James Gandolfini, the Emmy-winning actor who plays Tony Soprano, is one of the shyest people I've ever met. A big guy physically, he literally flinches in public. So I — and everyone else — was surprised when he turned up last week with wife Marcy to help fellow Soprano Dominic Chianese celebrate his album release, called Hits. (Funny title, huh?)
Dominic, you know, has been kicking around New York for about 50 years as an actor and singer. He was in The Godfather: Part II, and he had a long-running role on Ryan's Hope as Tiso Novotny, the head of a mob family. But he never hit it big. With The Sopranos, as Uncle Junior, he's smacked it out of the ballpark. Now you can't get away from Dominic. He's got his guitar, and he's singing to anyone who'll listen.
One night last week, many Sopranos were listening at the Twirl nightclub on West 23rd St.: Tony Sirico and Miami Steve Van Zandt were among them. Tony, who plays Paulie Walnuts, said to me: "Do I know you? Do I know you? I never forget a face." He looked a little grim.
Dominic's son, Dominic Jr. (who I guess is Uncle Junior Junior), was the emcee. Dominic's cousins came down from West Haven, Conn. Dominic sang some beautiful songs, including "Yesterday When I Was Young." The catered food was excellent.
Gandolfini's appearance was a shock. He never comes to anything. He told me: "I just finished shooting a movie. Now I'm done. I'm off until December. What am I going to do? Nothing. Relax."
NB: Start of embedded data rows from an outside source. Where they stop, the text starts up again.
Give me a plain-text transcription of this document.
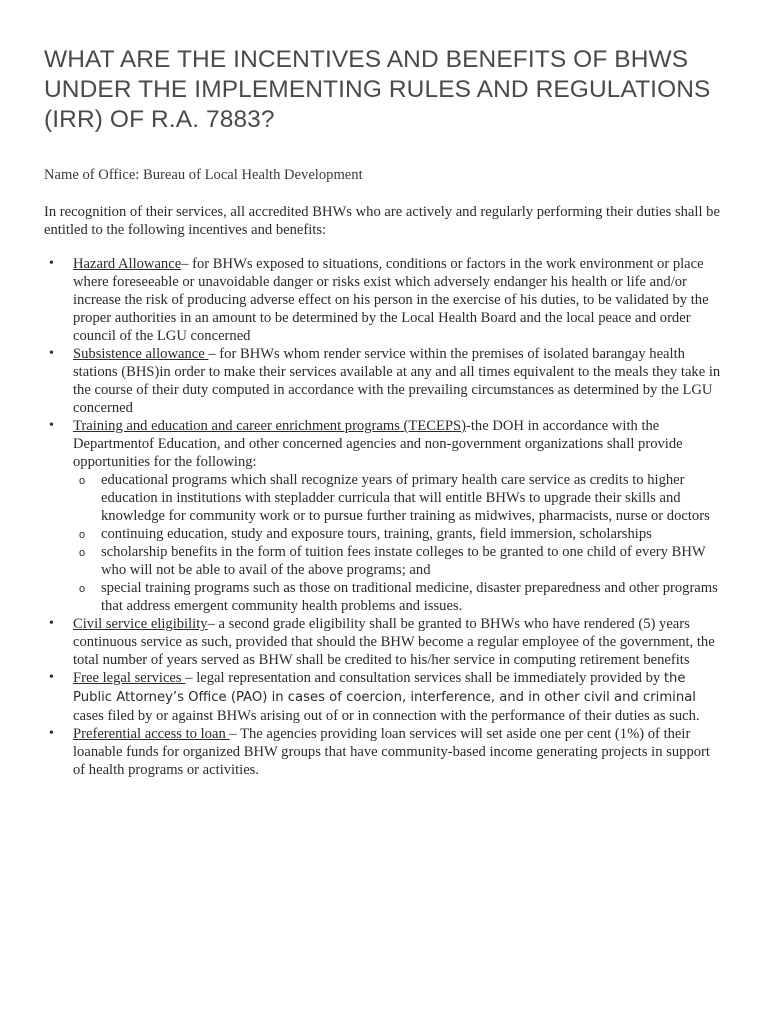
WHAT ARE THE INCENTIVES AND BENEFITS OF BHWS UNDER THE IMPLEMENTING RULES AND REGULATIONS (IRR) OF R.A. 7883?

Name of Office: Bureau of Local Health Development

In recognition of their services, all accredited BHWs who are actively and regularly performing their duties shall be entitled to the following incentives and benefits:

• Hazard Allowance– for BHWs exposed to situations, conditions or factors in the work environment or place where foreseeable or unavoidable danger or risks exist which adversely endanger his health or life and/or increase the risk of producing adverse effect on his person in the exercise of his duties, to be validated by the proper authorities in an amount to be determined by the Local Health Board and the local peace and order council of the LGU concerned
• Subsistence allowance – for BHWs whom render service within the premises of isolated barangay health stations (BHS)in order to make their services available at any and all times equivalent to the meals they take in the course of their duty computed in accordance with the prevailing circumstances as determined by the LGU concerned
• Training and education and career enrichment programs (TECEPS)-the DOH in accordance with the Departmentof Education, and other concerned agencies and non-government organizations shall provide opportunities for the following:
o educational programs which shall recognize years of primary health care service as credits to higher education in institutions with stepladder curricula that will entitle BHWs to upgrade their skills and knowledge for community work or to pursue further training as midwives, pharmacists, nurse or doctors
o continuing education, study and exposure tours, training, grants, field immersion, scholarships
o scholarship benefits in the form of tuition fees instate colleges to be granted to one child of every BHW who will not be able to avail of the above programs; and
o special training programs such as those on traditional medicine, disaster preparedness and other programs that address emergent community health problems and issues.
• Civil service eligibility– a second grade eligibility shall be granted to BHWs who have rendered (5) years continuous service as such, provided that should the BHW become a regular employee of the government, the total number of years served as BHW shall be credited to his/her service in computing retirement benefits
• Free legal services – legal representation and consultation services shall be immediately provided by the Public Attorney’s Office (PAO) in cases of coercion, interference, and in other civil and criminal cases filed by or against BHWs arising out of or in connection with the performance of their duties as such.
• Preferential access to loan – The agencies providing loan services will set aside one per cent (1%) of their loanable funds for organized BHW groups that have community-based income generating projects in support of health programs or activities.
I hear The Sopranos, by the way, will do a fifth and final season after all. Even though creator David Chase is only contracted for a fourth — the upcoming season — the word is HBO will convince him and the cast to go one more round in the spring of 2003. And then: fuhgedaboutit.
I told you on Friday about the ongoing soap opera at BMG Music Group, home of Arista, RCA and J Records. There are rumors that BMG — which fired its top two American executives last year and replaced them with a former exec who died — was thinking of firing Arista's LA Reid.
Now a British music Web site reports that the head of BMG Europe is out. Apparently Richard Griffiths, who was well liked and incredibly successful, has been shown the proverbial door. (That door must need new hinges.) Griffiths is the man behind the popular and best-selling singer/songwriter Dido, as well as Annie Lennox and others who've had big hits on BMG labels. He signs 'em up over there and then funnels them over to the States.